Já é possível, por exemplo, fundamentar uma real preocupação
quanto a várias matérias. O ensino da matemática, da física e da
biologia é simplesmente miserável, exibindo médias nacionais de 7,4,
9,3 e 9,9 respectivamente. Os restantes deixam muito a desejar, com
médias baixíssimas, mesmo se positivas: química - 10,7; história -
10,9; psicologia - 11,0; português A - 11,4; e português B - 11,7.
Imagino que muitos se sintam orgulhosos: afinal, as médias nacionais
só são negativas em três disciplinas! Ou uma só, se contarmos com os
arredondamentos. Mas fracas são a ambição e a responsabilidade,
quando tanta mediocridade é motivo de regozijo. Não concebo que apenas
se exija o mínimo do sistema de educação, que consome a maior
percentagem do esforço financeiro dos contribuintes.

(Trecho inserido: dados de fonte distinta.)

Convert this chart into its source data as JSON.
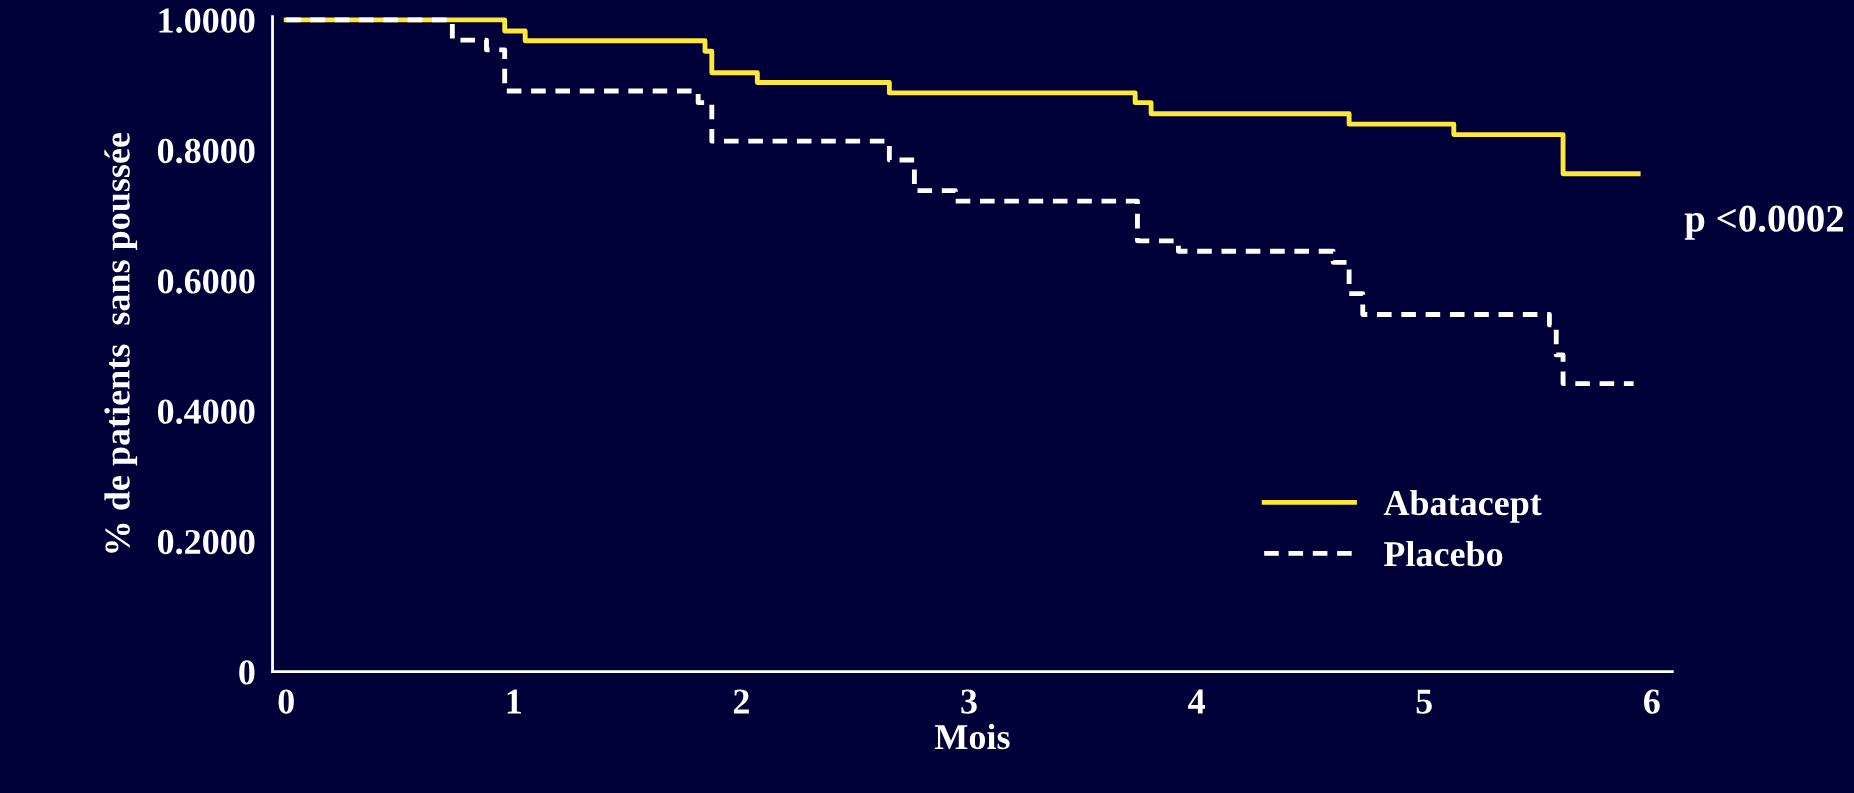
{
  "chart_data": {
    "type": "step",
    "xlabel": "Mois",
    "ylabel": "% de patients  sans poussée",
    "xlim": [
      -0.06,
      6.09
    ],
    "xticks": [
      0,
      1,
      2,
      3,
      4,
      5,
      6
    ],
    "ylim": [
      0,
      1.005
    ],
    "yticks": [
      {
        "value": 0,
        "label": "0"
      },
      {
        "value": 0.2,
        "label": "0.2000"
      },
      {
        "value": 0.4,
        "label": "0.4000"
      },
      {
        "value": 0.6,
        "label": "0.6000"
      },
      {
        "value": 0.8,
        "label": "0.8000"
      },
      {
        "value": 1.0,
        "label": "1.0000"
      }
    ],
    "grid": false,
    "legend": "bottom right",
    "annotations": [
      "p <0.0002"
    ],
    "series": [
      {
        "name": "Abatacept",
        "color": "#ffe83a",
        "line_style": "solid",
        "x": [
          0,
          0.96,
          1.05,
          1.84,
          1.87,
          2.07,
          2.65,
          3.73,
          3.8,
          4.67,
          5.13,
          5.61,
          5.94
        ],
        "values": [
          1.0,
          0.983,
          0.968,
          0.952,
          0.919,
          0.904,
          0.888,
          0.873,
          0.856,
          0.84,
          0.824,
          0.764,
          0.764
        ]
      },
      {
        "name": "Placebo",
        "color": "#ffffff",
        "line_style": "dashed",
        "x": [
          0,
          0.73,
          0.88,
          0.96,
          1.81,
          1.87,
          2.65,
          2.76,
          2.94,
          3.74,
          3.92,
          4.6,
          4.67,
          4.73,
          5.55,
          5.58,
          5.61,
          5.92
        ],
        "values": [
          1.0,
          0.969,
          0.954,
          0.891,
          0.873,
          0.814,
          0.785,
          0.738,
          0.722,
          0.661,
          0.645,
          0.628,
          0.58,
          0.548,
          0.532,
          0.486,
          0.442,
          0.442
        ]
      }
    ]
  }
}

O número de escolas com médias negativas é altíssimo: várias
centenas. Em matemática, são 90 por cento; em física, 59 por cento;
em biologia, 45 por cento; em química, 37 por cento; em história, 31
por cento. Se contarmos as médias das oito disciplinas, 48 por cento
têm média negativa. Se agruparmos as escolas por concelhos, em
matemática, por exemplo, a visão é simplesmente absurda: apenas um
concelho, ou três, conforme o cálculo, obtém média positiva!
Finalmente, retenha-se o facto de as diferenças entre as notas internas
e as dos exames nacionais serem excessivas, a denotar deficiências
graves do ensino e da atitude de alguns professores.
Estas observações de carácter geral são úteis. Mas mais valiosa
é a possibilidade de, escola por escola, concelho por concelho, ver o
que está bem e mal, colocando sempre cada caso em contexto mais vasto e
comparando sempre com os outros. Só agora se abriu uma porta do sistema
educativo por onde se possa entrar e observar. Só agora os cidadãos
têm condições para pensar e criticar, em vez de se remeterem à
maledicência e à desconfiança.
Admitiu-se, finalmente, que a escola não pertence exclusivamente aos
professores e ao ministério.
Os três pilares do regime democrático são o voto, o tribunal e a
informação.
Com esta publicação, o ministério da educação deu, para o
terceiro pilar, um contributo inestimável. Que constituirá precedente
para aquele e outros ministérios. Nesse sentido poderemos fixar a data
de hoje como a de um momento fundador. Mas convém não esquecer: o
ministério agiu desta maneira porque a tal foi obrigado.